Going from the port of Los Angeles to Dallas/Fort Worth, this high-priority freight train, one of Matt's longtime favorites, brings goods from the Far East to stores across the US. In this episode Matt endures the searing heat of the Mojave desert, gets drenched in New Mexico rainstorms and rides through an earthquake-proof trench that runs the length of downtown LA. The episode also covers the first train robbers in the US.
The Amtrak Acela is the fastest train in America, with speeds reaching 150 mph. Running from Washington, DC to Boston, this passenger train is a high-tech wonder that runs on lines dating to the Great Depression. The train is powered by high-voltage overhead electrical wires. Matt meets the workers who are just inches from possible electrocution on a daily basis. The production team for EXTREME TRAINS had to pass a special training course before they were allowed to film there. This episode also looks at historic Penn Station and why it had to be demolished in order to save the railroads.
Union Pacific's refrigeration train is simply the coolest… On its cross-country trip from Wallula, Washington, to Schenectady, New York, it employs hi-tech mobile refrigeration technology to keep its produce intact and fresh. Even the railcars themselves are loaded inside a cooled facility so as not to break the cold chain for this delicate cargo. Also in this episode: how trains and trucks battled for business in the 1950s.

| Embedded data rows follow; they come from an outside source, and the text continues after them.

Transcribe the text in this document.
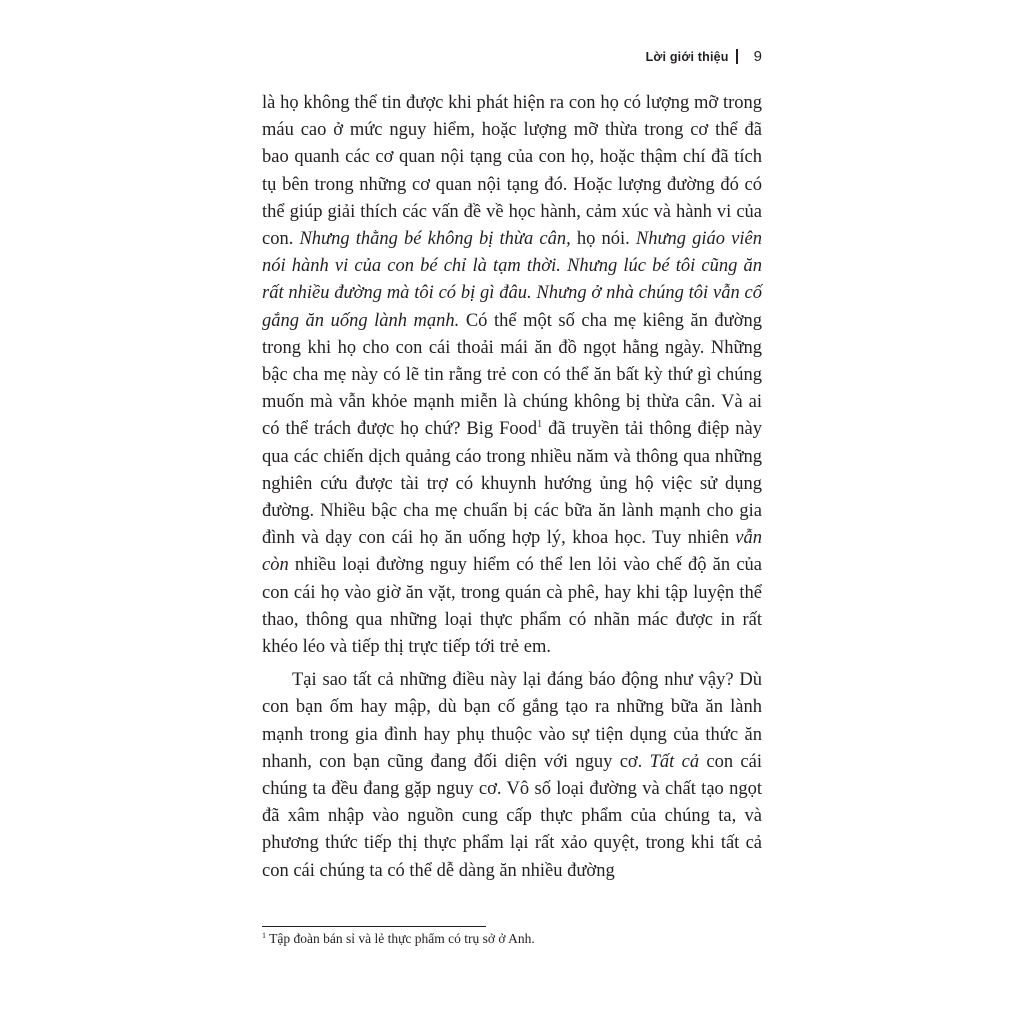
Lời giới thiệu 9

là họ không thể tin được khi phát hiện ra con họ có lượng mỡ trong máu cao ở mức nguy hiểm, hoặc lượng mỡ thừa trong cơ thể đã bao quanh các cơ quan nội tạng của con họ, hoặc thậm chí đã tích tụ bên trong những cơ quan nội tạng đó. Hoặc lượng đường đó có thể giúp giải thích các vấn đề về học hành, cảm xúc và hành vi của con. Nhưng thằng bé không bị thừa cân, họ nói. Nhưng giáo viên nói hành vi của con bé chỉ là tạm thời. Nhưng lúc bé tôi cũng ăn rất nhiều đường mà tôi có bị gì đâu. Nhưng ở nhà chúng tôi vẫn cố gắng ăn uống lành mạnh. Có thể một số cha mẹ kiêng ăn đường trong khi họ cho con cái thoải mái ăn đồ ngọt hằng ngày. Những bậc cha mẹ này có lẽ tin rằng trẻ con có thể ăn bất kỳ thứ gì chúng muốn mà vẫn khỏe mạnh miễn là chúng không bị thừa cân. Và ai có thể trách được họ chứ? Big Food$^1$ đã truyền tải thông điệp này qua các chiến dịch quảng cáo trong nhiều năm và thông qua những nghiên cứu được tài trợ có khuynh hướng ủng hộ việc sử dụng đường. Nhiều bậc cha mẹ chuẩn bị các bữa ăn lành mạnh cho gia đình và dạy con cái họ ăn uống hợp lý, khoa học. Tuy nhiên vẫn còn nhiều loại đường nguy hiểm có thể len lỏi vào chế độ ăn của con cái họ vào giờ ăn vặt, trong quán cà phê, hay khi tập luyện thể thao, thông qua những loại thực phẩm có nhãn mác được in rất khéo léo và tiếp thị trực tiếp tới trẻ em.

Tại sao tất cả những điều này lại đáng báo động như vậy? Dù con bạn ốm hay mập, dù bạn cố gắng tạo ra những bữa ăn lành mạnh trong gia đình hay phụ thuộc vào sự tiện dụng của thức ăn nhanh, con bạn cũng đang đối diện với nguy cơ. Tất cả con cái chúng ta đều đang gặp nguy cơ. Vô số loại đường và chất tạo ngọt đã xâm nhập vào nguồn cung cấp thực phẩm của chúng ta, và phương thức tiếp thị thực phẩm lại rất xảo quyệt, trong khi tất cả con cái chúng ta có thể dễ dàng ăn nhiều đường

$^1$ Tập đoàn bán sỉ và lẻ thực phẩm có trụ sở ở Anh.
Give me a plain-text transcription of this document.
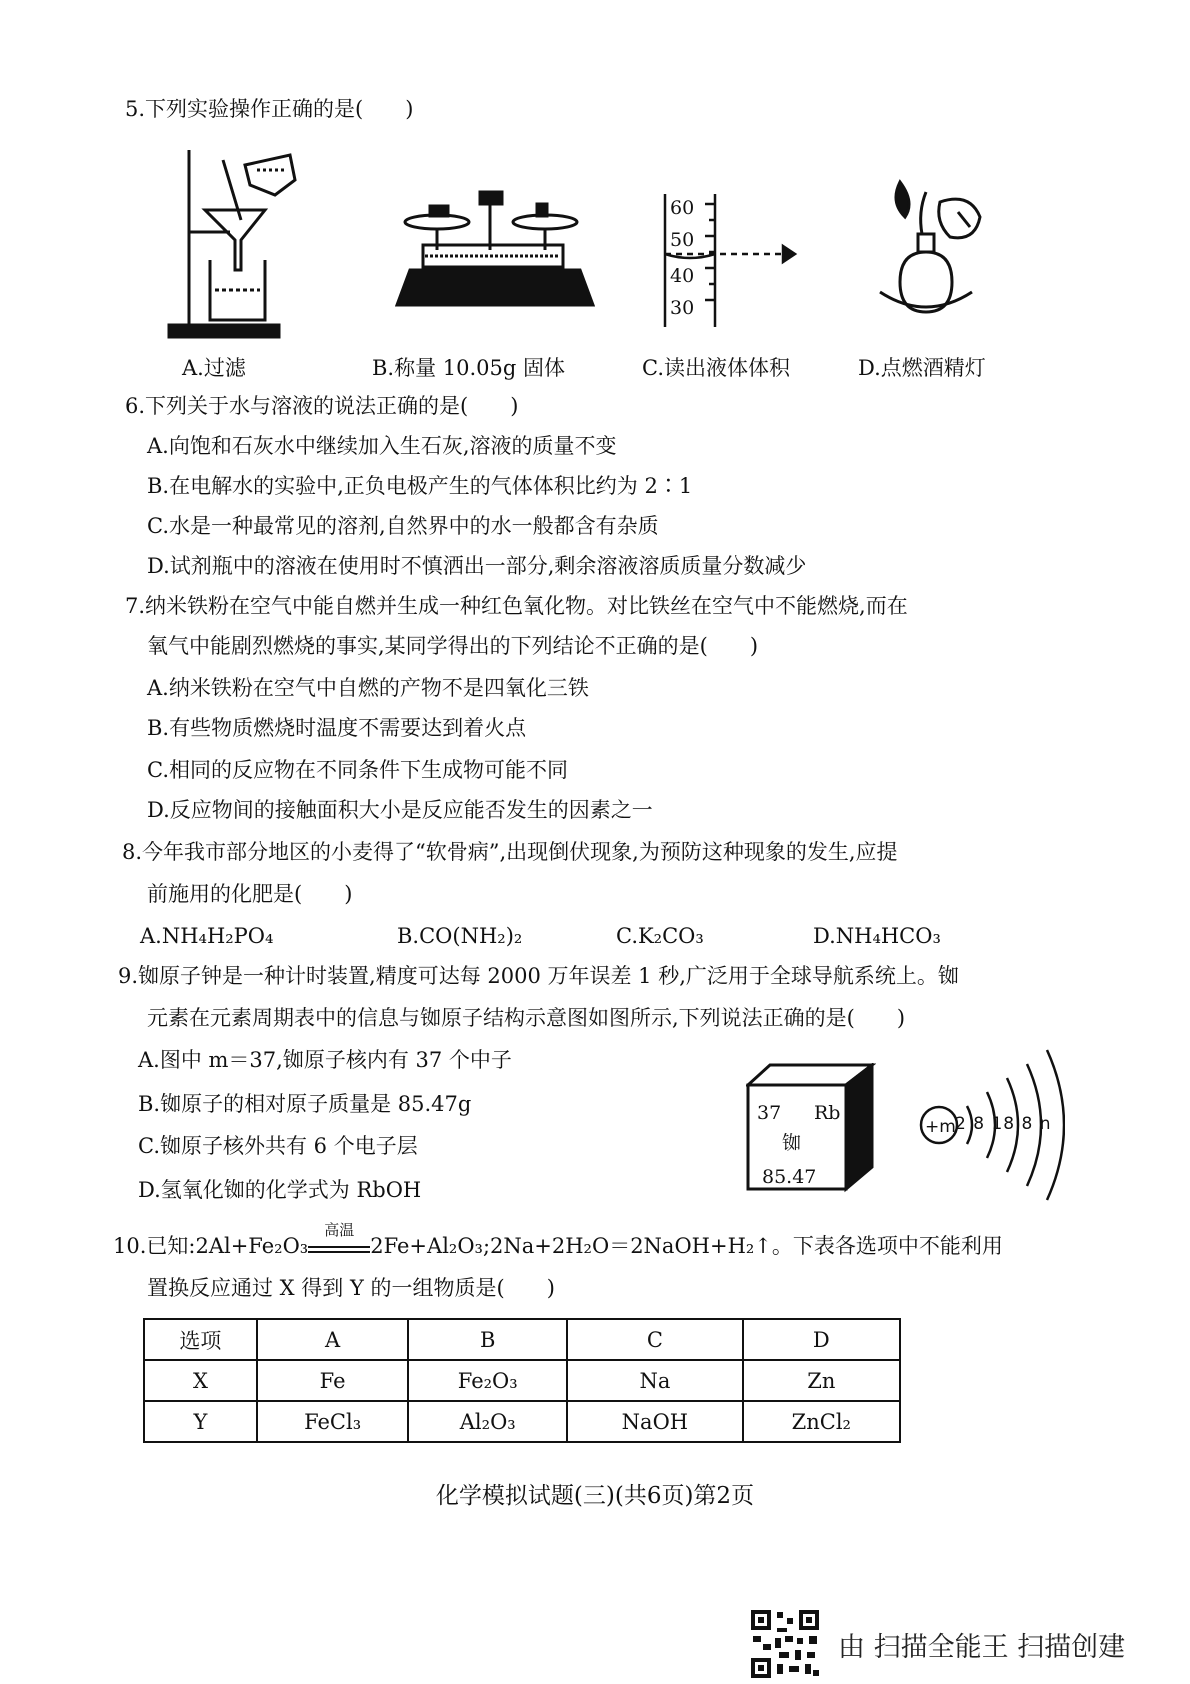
5.下列实验操作正确的是(　　)
60
50
40
30
A.过滤	B.称量 10.05g 固体	C.读出液体体积	D.点燃酒精灯
6.下列关于水与溶液的说法正确的是(　　)
A.向饱和石灰水中继续加入生石灰,溶液的质量不变
B.在电解水的实验中,正负电极产生的气体体积比约为 2∶1
C.水是一种最常见的溶剂,自然界中的水一般都含有杂质
D.试剂瓶中的溶液在使用时不慎洒出一部分,剩余溶液溶质质量分数减少
7.纳米铁粉在空气中能自燃并生成一种红色氧化物。对比铁丝在空气中不能燃烧,而在
氧气中能剧烈燃烧的事实,某同学得出的下列结论不正确的是(　　)
A.纳米铁粉在空气中自燃的产物不是四氧化三铁
B.有些物质燃烧时温度不需要达到着火点
C.相同的反应物在不同条件下生成物可能不同
D.反应物间的接触面积大小是反应能否发生的因素之一
8.今年我市部分地区的小麦得了“软骨病”,出现倒伏现象,为预防这种现象的发生,应提
前施用的化肥是(　　)
A.NH₄H₂PO₄	B.CO(NH₂)₂	C.K₂CO₃	D.NH₄HCO₃
9.铷原子钟是一种计时装置,精度可达每 2000 万年误差 1 秒,广泛用于全球导航系统上。铷
元素在元素周期表中的信息与铷原子结构示意图如图所示,下列说法正确的是(　　)
A.图中 m＝37,铷原子核内有 37 个中子
B.铷原子的相对原子质量是 85.47g
C.铷原子核外共有 6 个电子层
D.氢氧化铷的化学式为 RbOH
37 Rb
铷
85.47
+m 2 8 18 8 n
10.已知:2Al+Fe₂O₃
高温
2Fe+Al₂O₃;2Na+2H₂O＝2NaOH+H₂↑。下表各选项中不能利用
置换反应通过 X 得到 Y 的一组物质是(　　)
选项	A	B	C	D
X	Fe	Fe₂O₃	Na	Zn
Y	FeCl₃	Al₂O₃	NaOH	ZnCl₂
化学模拟试题(三)(共6页)第2页
由 扫描全能王 扫描创建
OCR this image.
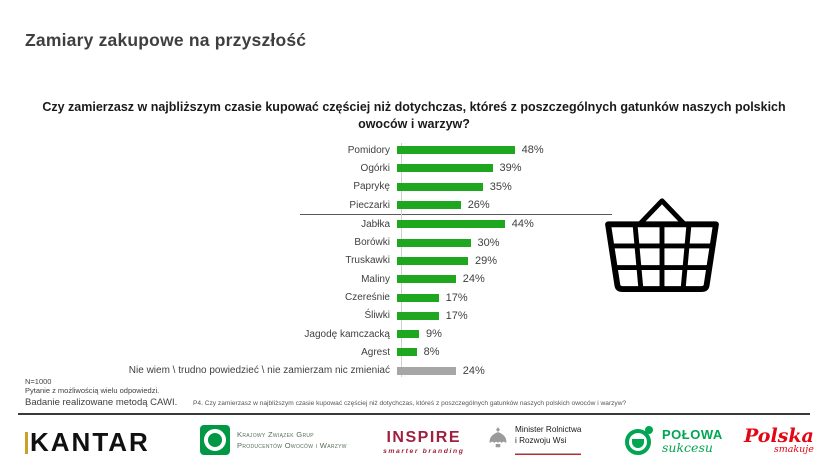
Zamiary zakupowe na przyszłość
Czy zamierzasz w najbliższym czasie kupować częściej niż dotychczas, któreś z poszczególnych gatunków naszych polskich owoców i warzyw?
Pomidory	48%
Ogórki	39%
Paprykę	35%
Pieczarki	26%
Jabłka	44%
Borówki	30%
Truskawki	29%
Maliny	24%
Czereśnie	17%
Śliwki	17%
Jagodę kamczacką	9%
Agrest	8%
Nie wiem \ trudno powiedzieć \ nie zamierzam nic zmieniać	24%
N=1000
Pytanie z możliwością wielu odpowiedzi.
Badanie realizowane metodą CAWI. P4. Czy zamierzasz w najbliższym czasie kupować częściej niż dotychczas, któreś z poszczególnych gatunków naszych polskich owoców i warzyw?
KANTAR	Krajowy Związek Grup
Producentów Owoców i Warzyw INSPIRE
smarter branding
Minister Rolnictwa
i Rozwoju Wsi	POŁOWA
sukcesu
Polska
smakuje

The Union Pacific's famous 844 steam locomotive, built in 1944, is the longest-running steam train in America. It still runs on UP's mainlines today. Matt rides the 844 on its annual outing, taking 750 rail fans from Denver to the biggest rodeo in the world in Cheyenne, Wyoming. This train is so popular that traffic jams form along the tracks when it runs, as people "chase the train." This episode also looks at the gold rush of the 1850s.
This train running from Chicago to Seattle is the busiest passenger train in America. The route passes through America's longest tunnel where Matt finds out how the railroad keeps passengers from choking to death and how to keep the tracks from flooding. In the Cascade Mountains he learns what it takes to the keep the rails clear of snow drifts over a dozen feet high! This episode covers how James J. Hill built the Great Northern Railroad; and the Wellington avalanche disaster. It features some of America's most beautiful scenery in Montana's Glacier National Park.
All board the longest privately owned train in the world, the circus train from Ringling Brothers and Barnum & Bailey! PT Barnum's circus train started in the 1870s; and the US military used circus loading techniques in World War I. Matt and the circus race against the clock to dismantle tons of equipment and get it on the rails. As they travel from Baltimore to the Washington, DC corridor in the dead of night, Matt discovers the less glamorous side to the greatest show on earth.
Matt rides the busiest freight line anywhere, Union Pacific's Omaha to Sacramento — on a route that crosses the world's longest rail causeway, though the world's largest rail yard and over the fearsome Donner Pass, where Matt and the train crews must free the tracks from huge blocks of ice. The episode covers the building of the transcontinental railroad in the 1860s.